The Supreme Court has indicated that it was interested in granting a request to review the Pennsylvania Supreme Court’s decision to require election officials to count mail-in ballots three days after the election. The case has been cited as Republican Party of Pennsylvania v. Kathy Boockvar, Secretary of Pennsylvania.
“The provisions of the Federal Constitution conferring on state legislatures, not state courts, the authority to make rules governing federal elections would be meaningless if a state court could override the rules adopted by the legislature simply by claiming that a state constitutional provision gave the courts the authority to make whatever rules it thought appropriate for the conduct of a fair election,” Justice Samuel Alito wrote in his statement (pdf). He was joined by Justices Clarence Thomas and Neil Gorsuch. Although the top court rejected an application to put the state court’s decision on hold and a request to expeditiously consider a request to review the case, some members of the court said that the issues presented in the case is of “national importance, and there is a strong likelihood that the State Supreme Court decision violates the Federal Constitution.”

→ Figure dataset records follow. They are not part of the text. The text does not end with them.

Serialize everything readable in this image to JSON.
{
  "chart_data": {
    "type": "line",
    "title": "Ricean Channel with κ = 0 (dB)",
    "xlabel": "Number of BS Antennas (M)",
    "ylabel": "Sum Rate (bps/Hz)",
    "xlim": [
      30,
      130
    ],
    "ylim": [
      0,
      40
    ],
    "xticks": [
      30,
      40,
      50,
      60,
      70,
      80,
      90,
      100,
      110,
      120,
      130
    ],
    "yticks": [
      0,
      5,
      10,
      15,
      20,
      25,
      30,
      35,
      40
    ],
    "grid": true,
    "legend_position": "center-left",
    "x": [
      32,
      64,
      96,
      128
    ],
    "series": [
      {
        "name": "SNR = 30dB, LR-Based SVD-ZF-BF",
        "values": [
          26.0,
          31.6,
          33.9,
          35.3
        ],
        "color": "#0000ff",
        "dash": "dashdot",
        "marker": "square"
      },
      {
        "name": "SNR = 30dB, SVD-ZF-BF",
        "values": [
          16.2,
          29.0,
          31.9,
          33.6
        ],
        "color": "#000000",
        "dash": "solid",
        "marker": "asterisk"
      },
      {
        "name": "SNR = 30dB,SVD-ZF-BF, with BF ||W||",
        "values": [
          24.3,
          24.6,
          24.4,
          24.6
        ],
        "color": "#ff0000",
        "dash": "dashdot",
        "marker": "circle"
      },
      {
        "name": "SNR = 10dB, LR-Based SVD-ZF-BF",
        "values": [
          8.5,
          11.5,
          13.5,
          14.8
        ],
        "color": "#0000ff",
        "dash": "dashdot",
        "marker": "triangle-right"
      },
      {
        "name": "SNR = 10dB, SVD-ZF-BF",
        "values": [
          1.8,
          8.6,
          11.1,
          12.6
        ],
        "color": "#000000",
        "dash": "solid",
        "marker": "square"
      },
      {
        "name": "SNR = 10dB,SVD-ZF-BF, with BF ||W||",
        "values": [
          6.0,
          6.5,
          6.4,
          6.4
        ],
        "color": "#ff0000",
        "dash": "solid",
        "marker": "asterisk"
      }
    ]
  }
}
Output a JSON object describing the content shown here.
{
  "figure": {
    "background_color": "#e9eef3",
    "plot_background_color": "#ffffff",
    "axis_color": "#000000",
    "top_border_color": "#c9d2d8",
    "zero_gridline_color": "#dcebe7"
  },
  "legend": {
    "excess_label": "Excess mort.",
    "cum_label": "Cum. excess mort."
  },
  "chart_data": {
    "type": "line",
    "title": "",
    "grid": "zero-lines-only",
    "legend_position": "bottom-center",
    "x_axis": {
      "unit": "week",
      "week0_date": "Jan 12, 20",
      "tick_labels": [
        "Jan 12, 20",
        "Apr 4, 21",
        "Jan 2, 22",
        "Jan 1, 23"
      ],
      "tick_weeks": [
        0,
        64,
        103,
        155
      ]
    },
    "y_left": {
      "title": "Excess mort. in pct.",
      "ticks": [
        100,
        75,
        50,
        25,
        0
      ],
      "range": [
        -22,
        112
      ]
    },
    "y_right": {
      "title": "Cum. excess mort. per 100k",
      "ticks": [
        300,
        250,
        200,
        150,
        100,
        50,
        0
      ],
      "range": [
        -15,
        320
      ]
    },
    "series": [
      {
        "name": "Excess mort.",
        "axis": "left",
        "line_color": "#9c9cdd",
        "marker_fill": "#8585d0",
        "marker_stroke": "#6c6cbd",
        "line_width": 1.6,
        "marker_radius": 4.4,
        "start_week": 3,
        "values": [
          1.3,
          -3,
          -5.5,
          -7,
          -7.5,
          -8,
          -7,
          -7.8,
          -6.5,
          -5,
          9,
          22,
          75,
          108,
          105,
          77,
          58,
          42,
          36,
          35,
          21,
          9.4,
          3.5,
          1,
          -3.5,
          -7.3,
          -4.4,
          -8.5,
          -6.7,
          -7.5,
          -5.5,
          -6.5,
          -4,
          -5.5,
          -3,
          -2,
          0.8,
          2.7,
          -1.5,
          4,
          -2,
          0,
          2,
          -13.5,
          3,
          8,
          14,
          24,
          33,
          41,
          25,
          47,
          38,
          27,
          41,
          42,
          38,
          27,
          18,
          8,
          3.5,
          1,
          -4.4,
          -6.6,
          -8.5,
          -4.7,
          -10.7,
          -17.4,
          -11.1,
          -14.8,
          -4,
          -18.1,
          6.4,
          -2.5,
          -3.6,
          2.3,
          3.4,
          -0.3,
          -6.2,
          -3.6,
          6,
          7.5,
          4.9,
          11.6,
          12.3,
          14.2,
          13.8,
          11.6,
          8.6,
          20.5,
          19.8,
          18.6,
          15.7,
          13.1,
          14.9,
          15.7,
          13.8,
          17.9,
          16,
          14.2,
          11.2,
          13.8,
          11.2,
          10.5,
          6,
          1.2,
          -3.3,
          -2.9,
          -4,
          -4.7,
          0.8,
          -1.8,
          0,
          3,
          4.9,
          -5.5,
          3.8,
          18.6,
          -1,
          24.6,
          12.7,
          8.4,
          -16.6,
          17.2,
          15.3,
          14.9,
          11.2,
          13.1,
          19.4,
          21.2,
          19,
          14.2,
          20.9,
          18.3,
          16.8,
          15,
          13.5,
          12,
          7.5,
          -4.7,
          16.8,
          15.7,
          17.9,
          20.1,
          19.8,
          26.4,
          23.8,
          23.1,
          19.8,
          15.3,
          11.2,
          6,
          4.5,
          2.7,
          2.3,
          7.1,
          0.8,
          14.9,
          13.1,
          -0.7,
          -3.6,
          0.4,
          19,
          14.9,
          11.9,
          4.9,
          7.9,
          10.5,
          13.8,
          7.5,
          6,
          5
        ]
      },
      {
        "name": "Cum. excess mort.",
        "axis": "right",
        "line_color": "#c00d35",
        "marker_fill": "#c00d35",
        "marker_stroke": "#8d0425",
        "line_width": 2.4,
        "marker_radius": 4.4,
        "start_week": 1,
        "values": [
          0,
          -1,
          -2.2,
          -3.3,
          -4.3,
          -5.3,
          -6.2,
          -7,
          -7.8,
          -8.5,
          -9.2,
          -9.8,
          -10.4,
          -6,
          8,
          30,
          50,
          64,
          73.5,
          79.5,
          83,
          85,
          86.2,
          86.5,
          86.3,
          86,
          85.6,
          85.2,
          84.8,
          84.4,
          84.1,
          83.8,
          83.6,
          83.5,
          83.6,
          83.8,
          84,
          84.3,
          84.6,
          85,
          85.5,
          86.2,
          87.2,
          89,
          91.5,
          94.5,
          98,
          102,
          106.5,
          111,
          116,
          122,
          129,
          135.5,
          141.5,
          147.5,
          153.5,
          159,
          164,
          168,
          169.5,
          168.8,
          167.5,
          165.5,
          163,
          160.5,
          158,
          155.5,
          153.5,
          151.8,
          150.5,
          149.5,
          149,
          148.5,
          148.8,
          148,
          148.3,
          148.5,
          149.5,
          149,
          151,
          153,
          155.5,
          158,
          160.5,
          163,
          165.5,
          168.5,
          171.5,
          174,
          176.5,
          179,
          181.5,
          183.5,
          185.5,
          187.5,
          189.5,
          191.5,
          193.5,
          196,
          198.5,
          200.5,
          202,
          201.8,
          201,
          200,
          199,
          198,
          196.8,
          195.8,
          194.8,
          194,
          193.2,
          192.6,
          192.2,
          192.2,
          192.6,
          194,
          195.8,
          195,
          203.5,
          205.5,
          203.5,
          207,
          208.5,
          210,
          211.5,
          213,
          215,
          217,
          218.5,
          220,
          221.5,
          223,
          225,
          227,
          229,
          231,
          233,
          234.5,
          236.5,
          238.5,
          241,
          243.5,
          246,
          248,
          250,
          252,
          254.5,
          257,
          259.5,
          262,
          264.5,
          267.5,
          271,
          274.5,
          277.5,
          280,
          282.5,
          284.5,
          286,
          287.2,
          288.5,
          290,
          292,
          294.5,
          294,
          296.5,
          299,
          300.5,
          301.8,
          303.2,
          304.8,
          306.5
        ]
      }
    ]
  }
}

But Alito added that “there is simply not enough time at this late date to decide the question before the election.”
D’Agostino told CBS 21 News that it was best to wait until the Supreme Court decides on whether to take up and case and rule on the issue before the ballots are counted. He said that once ballots are scanned in “there’s no good way to get those election ballots, the votes, out of the system.”
He said that the county was prepared to follow the Pennsylvania Supreme Court ruling but believes that they have sufficient time to wait for the top court ruling.
“The fairest and easiest thing to do is just to set them aside and make sure that if we have a ruling that we can obey the ruling to the best of our ability,” D’Agostino said.
The Pennsylvania Supreme Court ruled on Sept. 17 that election officials can accept mail-in and absentee ballots up to three days after the Nov. 3 election, granting a request from the state’s Democratic Party.
Republicans, including Trump’s campaign, have opposed such an extension, arguing that it violates federal law that sets Election Day as the first Tuesday after the first Monday in November, and that such a decision constitutionally belongs to lawmakers, not the courts.
Mimi Nguyen-Ly and the Associated Press contributed to this report.
An earlier version of the article misstated the state of the county. The correct state is Pennsylvania.